The season begins in April when they begin planting, which continues for about a month. After planting, they need to begin tending to the plants with fertilizer, and this year, additional irrigation. They begin harvesting early varieties, such as white potatoes, in late July and continue with other varieties until early November.

Before harvesting, a spray is used to kill off the leaves and vines of the potato plants. This stops growth and makes the skin of the potatoes tougher. Without taking this step, the potato skins would come off when the potatoes go through the washer and grater, making them harder to sell. For white varieties, it takes the potato skin 7-10 days to set after the plant matter dies before the potatoes are ready to be harvested.

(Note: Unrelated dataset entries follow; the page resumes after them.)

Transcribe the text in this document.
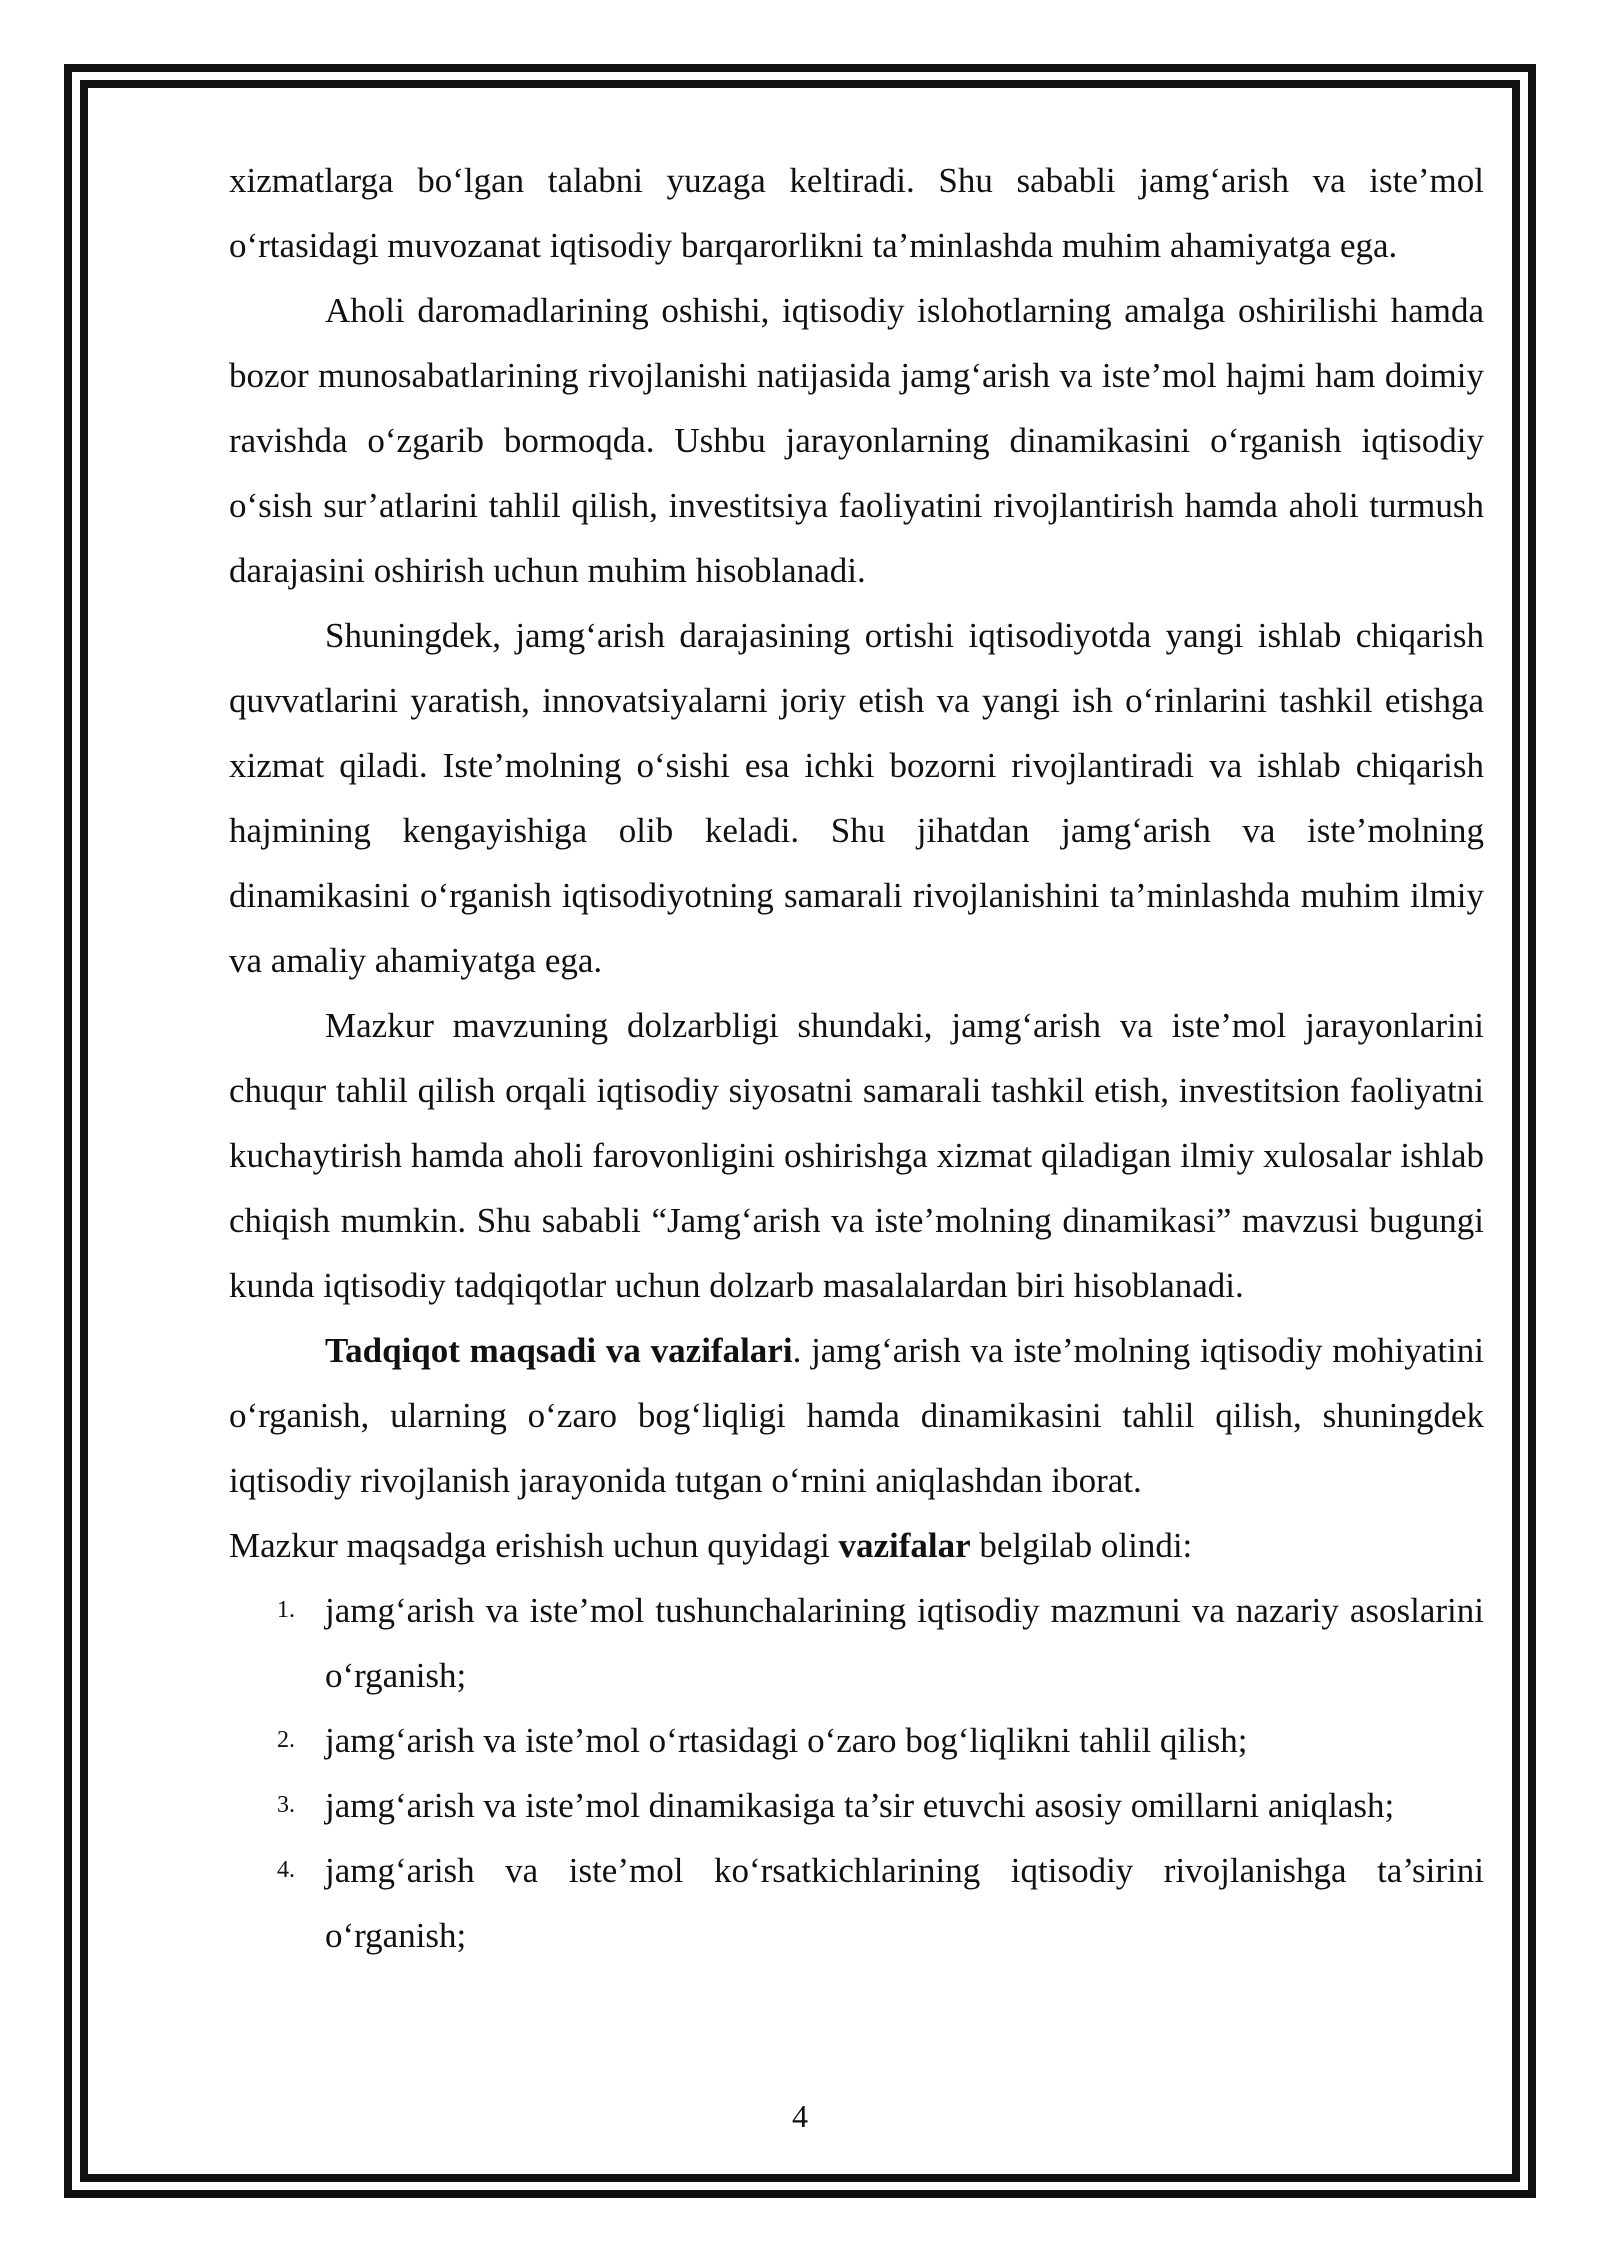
xizmatlarga bo‘lgan talabni yuzaga keltiradi. Shu sababli jamg‘arish va iste’mol o‘rtasidagi muvozanat iqtisodiy barqarorlikni ta’minlashda muhim ahamiyatga ega.

Aholi daromadlarining oshishi, iqtisodiy islohotlarning amalga oshirilishi hamda bozor munosabatlarining rivojlanishi natijasida jamg‘arish va iste’mol hajmi ham doimiy ravishda o‘zgarib bormoqda. Ushbu jarayonlarning dinamikasini o‘rganish iqtisodiy o‘sish sur’atlarini tahlil qilish, investitsiya faoliyatini rivojlantirish hamda aholi turmush darajasini oshirish uchun muhim hisoblanadi.

Shuningdek, jamg‘arish darajasining ortishi iqtisodiyotda yangi ishlab chiqarish quvvatlarini yaratish, innovatsiyalarni joriy etish va yangi ish o‘rinlarini tashkil etishga xizmat qiladi. Iste’molning o‘sishi esa ichki bozorni rivojlantiradi va ishlab chiqarish hajmining kengayishiga olib keladi. Shu jihatdan jamg‘arish va iste’molning dinamikasini o‘rganish iqtisodiyotning samarali rivojlanishini ta’minlashda muhim ilmiy va amaliy ahamiyatga ega.

Mazkur mavzuning dolzarbligi shundaki, jamg‘arish va iste’mol jarayonlarini chuqur tahlil qilish orqali iqtisodiy siyosatni samarali tashkil etish, investitsion faoliyatni kuchaytirish hamda aholi farovonligini oshirishga xizmat qiladigan ilmiy xulosalar ishlab chiqish mumkin. Shu sababli “Jamg‘arish va iste’molning dinamikasi” mavzusi bugungi kunda iqtisodiy tadqiqotlar uchun dolzarb masalalardan biri hisoblanadi.

Tadqiqot maqsadi va vazifalari. jamg‘arish va iste’molning iqtisodiy mohiyatini o‘rganish, ularning o‘zaro bog‘liqligi hamda dinamikasini tahlil qilish, shuningdek iqtisodiy rivojlanish jarayonida tutgan o‘rnini aniqlashdan iborat.

Mazkur maqsadga erishish uchun quyidagi vazifalar belgilab olindi:

1. jamg‘arish va iste’mol tushunchalarining iqtisodiy mazmuni va nazariy asoslarini o‘rganish;
2. jamg‘arish va iste’mol o‘rtasidagi o‘zaro bog‘liqlikni tahlil qilish;
3. jamg‘arish va iste’mol dinamikasiga ta’sir etuvchi asosiy omillarni aniqlash;
4. jamg‘arish va iste’mol ko‘rsatkichlarining iqtisodiy rivojlanishga ta’sirini o‘rganish;
4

For the russets it takes two weeks, and for the red varieties it takes three to four weeks.

Harvesting the potatoes requires two different pieces of equipment, both pulled by tractors. The first is a windrower, a machine that pulls up four rows of potatoes from the ground, and places it on the next four rows, consolidating what would have been eight rows into four. This makes it so that the four-row harvester only has half as much work.

The harvester uses a conveyer to pick the potatoes up and dump them into a truck driving beside the harvester. From there, the potatoes are brought to be washed, grated and packaged either into five-pound bags sold to retailers or 50-pound boxes sold to food businesses and restaurants.